How NQ establishes trade links with Britain

The British Consul General has landed in Townsville to discuss unlocking new trade and investment opportunities, with a focus on agriculture and technology.

Townsville led the way in capitalizing on the Britain-Australia Free Trade Agreement when the first shipment of sugar worth about $19 million left the city’s port for Britain last September.

British Consul General Richard Cowin said London-based company Tate and Lyle had “very quickly secured sugar exports from North Queensland” when tariffs were removed last year.

More potential investment and trading opportunities were on the agenda when he met Townsville Mayor Troy Thompson and Townsville Enterprise boss Claudia Brumme-Smith during a visit on Monday.

Ms Brumme-Smith said $500 million worth of metals were already crossing Townsville yards to Britain, but this new trade deal created new opportunities.

“For example, the tariff-free import of sugar and beef is very important to us because we are the largest sugar-producing region in the country and also the second largest exporter of live cattle,” she said.

British Consul General to Queensland Richard Cowin (centre) with Townsville Enterprise boss Claudia Brumme-Smith and Townsville Mayor Troy Thompson. Photo: Natasha Emeck

“We know that defense investments are coming our way and in return they are going to Rolls-Royce and other companies in Britain.”
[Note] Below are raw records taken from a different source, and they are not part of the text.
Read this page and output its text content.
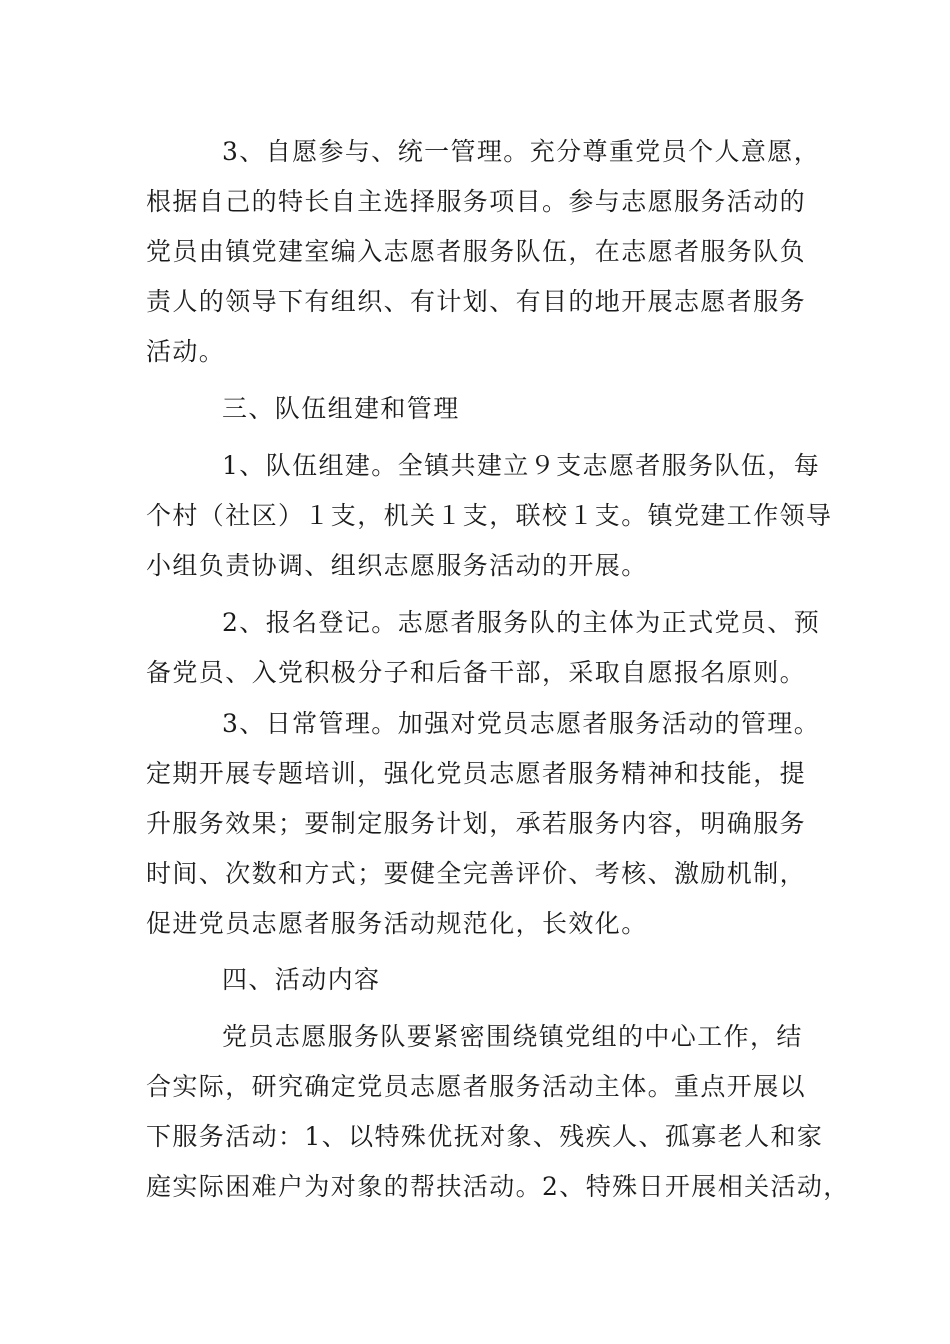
3、自愿参与、统一管理。充分尊重党员个人意愿，

根据自己的特长自主选择服务项目。参与志愿服务活动的

党员由镇党建室编入志愿者服务队伍，在志愿者服务队负

责人的领导下有组织、有计划、有目的地开展志愿者服务

活动。

三、队伍组建和管理

1、队伍组建。全镇共建立９支志愿者服务队伍，每

个村（社区）１支，机关１支，联校１支。镇党建工作领导

小组负责协调、组织志愿服务活动的开展。

2、报名登记。志愿者服务队的主体为正式党员、预

备党员、入党积极分子和后备干部，采取自愿报名原则。

3、日常管理。加强对党员志愿者服务活动的管理。

定期开展专题培训，强化党员志愿者服务精神和技能，提

升服务效果；要制定服务计划，承若服务内容，明确服务

时间、次数和方式；要健全完善评价、考核、激励机制，

促进党员志愿者服务活动规范化，长效化。

四、活动内容

党员志愿服务队要紧密围绕镇党组的中心工作，结

合实际，研究确定党员志愿者服务活动主体。重点开展以

下服务活动：1、以特殊优抚对象、残疾人、孤寡老人和家

庭实际困难户为对象的帮扶活动。2、特殊日开展相关活动，
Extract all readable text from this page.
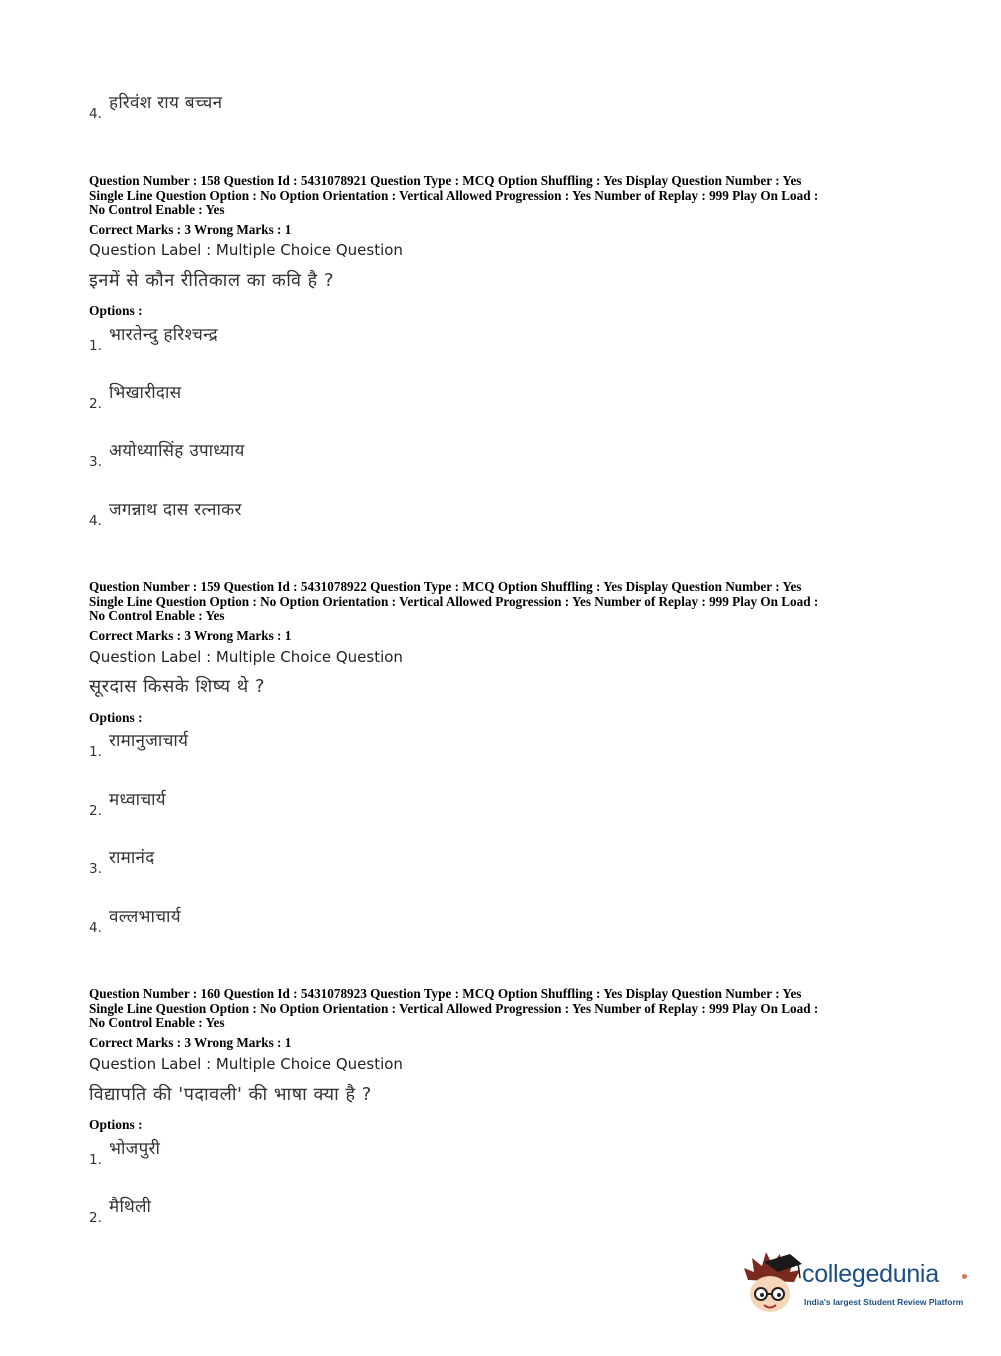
4.
हरिवंश राय बच्चन
Question Number : 158 Question Id : 5431078921 Question Type : MCQ Option Shuffling : Yes Display Question Number : Yes
Single Line Question Option : No Option Orientation : Vertical Allowed Progression : Yes Number of Replay : 999 Play On Load :
No Control Enable : Yes
Correct Marks : 3 Wrong Marks : 1
Question Label : Multiple Choice Question
इनमें से कौन रीतिकाल का कवि है ?
Options :
1.
भारतेन्दु हरिश्चन्द्र
2.
भिखारीदास
3.
अयोध्यासिंह उपाध्याय
4.
जगन्नाथ दास रत्नाकर
Question Number : 159 Question Id : 5431078922 Question Type : MCQ Option Shuffling : Yes Display Question Number : Yes
Single Line Question Option : No Option Orientation : Vertical Allowed Progression : Yes Number of Replay : 999 Play On Load :
No Control Enable : Yes
Correct Marks : 3 Wrong Marks : 1
Question Label : Multiple Choice Question
सूरदास किसके शिष्य थे ?
Options :
1.
रामानुजाचार्य
2.
मध्वाचार्य
3.
रामानंद
4.
वल्लभाचार्य
Question Number : 160 Question Id : 5431078923 Question Type : MCQ Option Shuffling : Yes Display Question Number : Yes
Single Line Question Option : No Option Orientation : Vertical Allowed Progression : Yes Number of Replay : 999 Play On Load :
No Control Enable : Yes
Correct Marks : 3 Wrong Marks : 1
Question Label : Multiple Choice Question
विद्यापति की 'पदावली' की भाषा क्या है ?
Options :
1.
भोजपुरी
2.
मैथिली
collegedunia
India's largest Student Review Platform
Mr Cowin highlighted opportunities in the “agri-tech space” which he believed could benefit North Queensland.

“In Britain and Australia we’ve shared challenges … whether that’s things like labor challenges and some of the automation that we can bring about that,” he said.

“There are some great British companies coming to Queensland with robot fruit picking.

“We have companies that want to convert banana waste into energy and useful products in the beverage industry. There really is a lot we can work together on.”

Mayor Thompson said at the meeting they also touched on issues such as the city’s housing crisis and the build-to-rent scheme the UK government has introduced to increase housing supply.

“We encourage the consul general to come more often because I think the more we work together, the better we grow,” he said. “So our city is always open to Great Britain.”